- Episode no.: Season 5 Episode 10
- Directed by: Ian Brennan
- Written by: Sophia Rivka Rossi
- Production code: 5ARC10
- Original air date: March 4, 2014

Guest appearances
- Demi Lovato as Dani; Jayma Mays as Emma Pillsbury; Dot-Marie Jones as Shannon Beiste; Adam Lambert as Elliott "Starchild" Gilbert; Lauren Potter as Becky Jackson; Alan Heitz as Ronny;

Episode chronology
| ← Previous "Frenemies" | Next → "City of Angels" |
- Glee season 5

= Trio (Glee) =

"Trio" is the tenth episode of the fifth season of the American musical television series Glee, and the ninety-eighth episode overall. It aired on Fox in the United States on March 4, 2014.

==Plot==
After moving out of the apartment she shared with Santana Lopez (Naya Rivera) and Kurt Hummel (Chris Colfer), Rachel (Lea Michele) is revealed to have moved in with Elliott "Starchild" Gilbert (Adam Lambert), another member of Pamela Lansbury, the band Kurt formed, and the two bond over an impromptu performance of "Barracuda". While working at the Broadway diner, she and Santana attempt to out-sing each other in a rendition of "Gloria", both vying for the approbation of Gilbert; instead, they inadvertently drive him from the band. Kurt, tired of their feuding, reconvenes Elliot and Dani (Demi Lovato) to form a new musical venture, One Three Hill, who perform "The Happening" at their debut; while watching this trio, Rachel and Santana are forced to co-exist peacefully, leading to the beginnings of a reconciliation when Santana points out that they share a hunger for success and a willingness to backstab others, even ostensible friends, to get to the top.
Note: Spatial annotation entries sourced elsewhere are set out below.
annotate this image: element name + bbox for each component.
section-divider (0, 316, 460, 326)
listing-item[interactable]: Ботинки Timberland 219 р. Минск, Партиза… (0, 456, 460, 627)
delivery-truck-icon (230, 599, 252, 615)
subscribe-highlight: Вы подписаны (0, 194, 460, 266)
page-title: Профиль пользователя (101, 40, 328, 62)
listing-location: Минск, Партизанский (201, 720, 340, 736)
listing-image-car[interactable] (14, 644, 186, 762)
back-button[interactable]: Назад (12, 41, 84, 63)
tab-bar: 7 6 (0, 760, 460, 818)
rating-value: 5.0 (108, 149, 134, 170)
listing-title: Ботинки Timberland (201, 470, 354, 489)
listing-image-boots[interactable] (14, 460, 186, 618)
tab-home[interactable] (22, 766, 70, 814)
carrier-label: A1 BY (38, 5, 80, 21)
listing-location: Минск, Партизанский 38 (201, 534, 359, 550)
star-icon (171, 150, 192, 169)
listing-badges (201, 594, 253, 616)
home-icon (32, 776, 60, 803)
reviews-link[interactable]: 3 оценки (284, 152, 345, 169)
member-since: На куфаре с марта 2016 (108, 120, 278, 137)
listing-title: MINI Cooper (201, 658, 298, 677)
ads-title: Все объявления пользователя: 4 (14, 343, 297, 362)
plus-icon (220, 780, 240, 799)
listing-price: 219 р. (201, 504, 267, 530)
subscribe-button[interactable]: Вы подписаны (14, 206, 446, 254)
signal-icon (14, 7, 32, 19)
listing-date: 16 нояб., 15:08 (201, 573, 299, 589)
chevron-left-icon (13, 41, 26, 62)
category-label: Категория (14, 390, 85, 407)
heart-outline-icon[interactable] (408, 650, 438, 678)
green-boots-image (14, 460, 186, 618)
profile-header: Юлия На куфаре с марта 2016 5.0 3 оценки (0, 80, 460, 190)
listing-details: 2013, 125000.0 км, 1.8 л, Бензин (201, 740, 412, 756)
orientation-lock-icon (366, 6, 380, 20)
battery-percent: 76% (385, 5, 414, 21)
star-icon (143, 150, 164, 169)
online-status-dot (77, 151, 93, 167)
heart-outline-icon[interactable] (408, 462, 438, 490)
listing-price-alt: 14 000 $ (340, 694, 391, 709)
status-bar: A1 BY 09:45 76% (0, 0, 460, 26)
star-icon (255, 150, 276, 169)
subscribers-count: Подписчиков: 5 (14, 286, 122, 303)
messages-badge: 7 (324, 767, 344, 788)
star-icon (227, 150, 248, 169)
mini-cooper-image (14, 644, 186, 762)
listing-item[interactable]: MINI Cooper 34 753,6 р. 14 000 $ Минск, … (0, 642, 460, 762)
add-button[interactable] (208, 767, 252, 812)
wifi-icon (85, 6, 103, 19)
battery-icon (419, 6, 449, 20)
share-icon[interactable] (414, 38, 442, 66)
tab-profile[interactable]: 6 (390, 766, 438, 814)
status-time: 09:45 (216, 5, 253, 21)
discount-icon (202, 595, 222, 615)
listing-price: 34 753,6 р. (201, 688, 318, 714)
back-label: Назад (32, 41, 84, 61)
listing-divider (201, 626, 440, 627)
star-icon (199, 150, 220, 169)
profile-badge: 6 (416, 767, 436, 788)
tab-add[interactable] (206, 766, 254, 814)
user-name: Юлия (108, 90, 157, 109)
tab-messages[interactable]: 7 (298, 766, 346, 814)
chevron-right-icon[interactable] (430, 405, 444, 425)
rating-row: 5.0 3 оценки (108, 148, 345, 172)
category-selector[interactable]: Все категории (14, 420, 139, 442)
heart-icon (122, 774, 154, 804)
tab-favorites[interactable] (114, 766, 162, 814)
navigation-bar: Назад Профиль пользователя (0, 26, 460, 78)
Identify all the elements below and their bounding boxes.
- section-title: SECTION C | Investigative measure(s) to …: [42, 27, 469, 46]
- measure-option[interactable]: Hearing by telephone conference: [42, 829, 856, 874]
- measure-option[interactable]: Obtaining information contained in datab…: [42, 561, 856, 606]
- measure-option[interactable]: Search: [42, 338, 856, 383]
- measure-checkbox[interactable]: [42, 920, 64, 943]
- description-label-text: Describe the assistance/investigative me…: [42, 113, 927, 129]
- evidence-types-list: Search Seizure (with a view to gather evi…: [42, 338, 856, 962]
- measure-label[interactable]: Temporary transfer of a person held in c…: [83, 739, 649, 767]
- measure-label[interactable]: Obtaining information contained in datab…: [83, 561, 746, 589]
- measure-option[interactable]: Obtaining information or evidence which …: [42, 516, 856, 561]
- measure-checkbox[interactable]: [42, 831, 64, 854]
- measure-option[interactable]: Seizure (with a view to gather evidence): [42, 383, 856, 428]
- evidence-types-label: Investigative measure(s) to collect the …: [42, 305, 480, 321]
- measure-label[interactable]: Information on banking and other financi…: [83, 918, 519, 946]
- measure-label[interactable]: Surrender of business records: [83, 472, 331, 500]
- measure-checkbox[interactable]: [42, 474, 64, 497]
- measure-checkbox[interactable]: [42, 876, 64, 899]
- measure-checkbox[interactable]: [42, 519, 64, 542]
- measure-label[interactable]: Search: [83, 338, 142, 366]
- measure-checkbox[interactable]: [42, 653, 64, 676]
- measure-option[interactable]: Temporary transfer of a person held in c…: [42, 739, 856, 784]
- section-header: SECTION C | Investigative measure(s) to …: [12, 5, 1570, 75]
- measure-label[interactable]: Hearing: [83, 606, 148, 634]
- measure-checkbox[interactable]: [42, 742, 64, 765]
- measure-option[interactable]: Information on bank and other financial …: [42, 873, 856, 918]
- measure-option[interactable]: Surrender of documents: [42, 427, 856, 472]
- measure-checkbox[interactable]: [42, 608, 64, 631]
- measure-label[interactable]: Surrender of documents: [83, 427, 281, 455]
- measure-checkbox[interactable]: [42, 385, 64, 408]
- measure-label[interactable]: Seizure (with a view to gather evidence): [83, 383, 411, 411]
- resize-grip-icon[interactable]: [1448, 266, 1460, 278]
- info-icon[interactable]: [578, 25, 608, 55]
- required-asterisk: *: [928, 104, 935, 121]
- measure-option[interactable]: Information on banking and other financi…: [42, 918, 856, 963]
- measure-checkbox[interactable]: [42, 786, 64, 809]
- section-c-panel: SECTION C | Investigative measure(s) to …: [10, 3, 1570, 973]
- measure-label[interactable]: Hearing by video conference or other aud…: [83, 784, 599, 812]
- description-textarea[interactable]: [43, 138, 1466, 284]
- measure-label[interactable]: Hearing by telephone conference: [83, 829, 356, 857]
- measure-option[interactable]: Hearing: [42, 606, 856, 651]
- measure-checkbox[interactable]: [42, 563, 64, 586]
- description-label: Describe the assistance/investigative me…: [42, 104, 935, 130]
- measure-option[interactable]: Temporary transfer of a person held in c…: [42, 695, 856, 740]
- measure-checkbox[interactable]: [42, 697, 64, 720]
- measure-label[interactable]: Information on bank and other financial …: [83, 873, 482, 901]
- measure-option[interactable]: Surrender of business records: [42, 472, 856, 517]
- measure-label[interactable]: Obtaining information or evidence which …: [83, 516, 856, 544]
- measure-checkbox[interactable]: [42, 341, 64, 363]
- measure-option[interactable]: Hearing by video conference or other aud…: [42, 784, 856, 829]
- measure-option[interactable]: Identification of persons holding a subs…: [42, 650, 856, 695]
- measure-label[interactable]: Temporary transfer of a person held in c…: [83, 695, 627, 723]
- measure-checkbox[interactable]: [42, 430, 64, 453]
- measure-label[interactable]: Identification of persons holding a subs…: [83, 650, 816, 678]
Back home in Lima, Glee club members and good friends Tina (Jenna Ushkowitz), Sam (Chord Overstreet) and Blaine (Darren Criss) plan to spend some special time together before their impending graduation. Blaine brings up the idea of a senior-class lock-in, which is quickly quashed by Sue Sylvester (Jane Lynch); as a result, the trio resolve to stage one of their own, sneaking onto school property overnight. Unexpectedly, Becky (Lauren Potter) happens upon them and forces them to play endless games of Twister in exchange for her silence. While Blaine is occupied pacifying her, Tina and Sam sneak off to make out, acting on their unresolved sexual tension; Blaine freaks out upon discovering them. He later apologizes for his overreaction to the constant changes in his life.

Will Schuester (Matthew Morrison) and Emma Pillsbury (Jayma Mays) become distracted from their teaching jobs when they decide to have a child, up to and including Emma dragging him to the staff restroom during work hours for inopportune attempts at conception. Will, on advice from Sue and Shannon Beiste (Dot-Marie Jones), distracts Emma from the details of fertility, enabling a much more conventional mood. At the end of the episode, as Will packs for Nationals, Emma reveals that she won't be going, as their efforts have been successful.

Finally, Blaine, Sam and Tina - plus Artie (Kevin McHale) - choose and perform as their senior song "Hold On", joined variously by Kurt's new trio, as well as Rachel and Santana in their various isolations.

==Production==
The episode appears to have been in production by November 25, 2013, when Lea Michele tweeted about working that day with guest star Adam Lambert.

Special guest star Demi Lovato returns as Dani, Santana's girlfriend and Pamela Lansbury bandmember. Other recurring characters in this episode include another bandmember, NYU student Elliott "Starchild" Gilbert (Lambert), McKinley football coach Shannon Beiste (Dot-Marie Jones), cheerleader Becky Jackson (Potter) and guidance counselor Emma Pillsbury (Mays).

Seven songs from the episode are being released as singles. These include Kenny Loggins's "Danny's Song" performed by Morrison and Mays; "Don't You (Forget About Me)" by Simple Minds and "Jumpin' Jumpin' by Destiny's Child, both performed by Ushkowitz, Overstreet and Criss; Heart's "Barracuda" sung by Michele and Lambert; Laura Branigan's "Gloria" sung by Rivera, Michele and Lambert; "The Happening" by The Supremes, performed by Lovato, Lambert and Chris Colfer; and "Hold On" by Wilson Phillips, featuring Criss, Overstreet, Ushkowitz, Kevin McHale, Colfer, Lovato, Lambert, Rivera and Michele.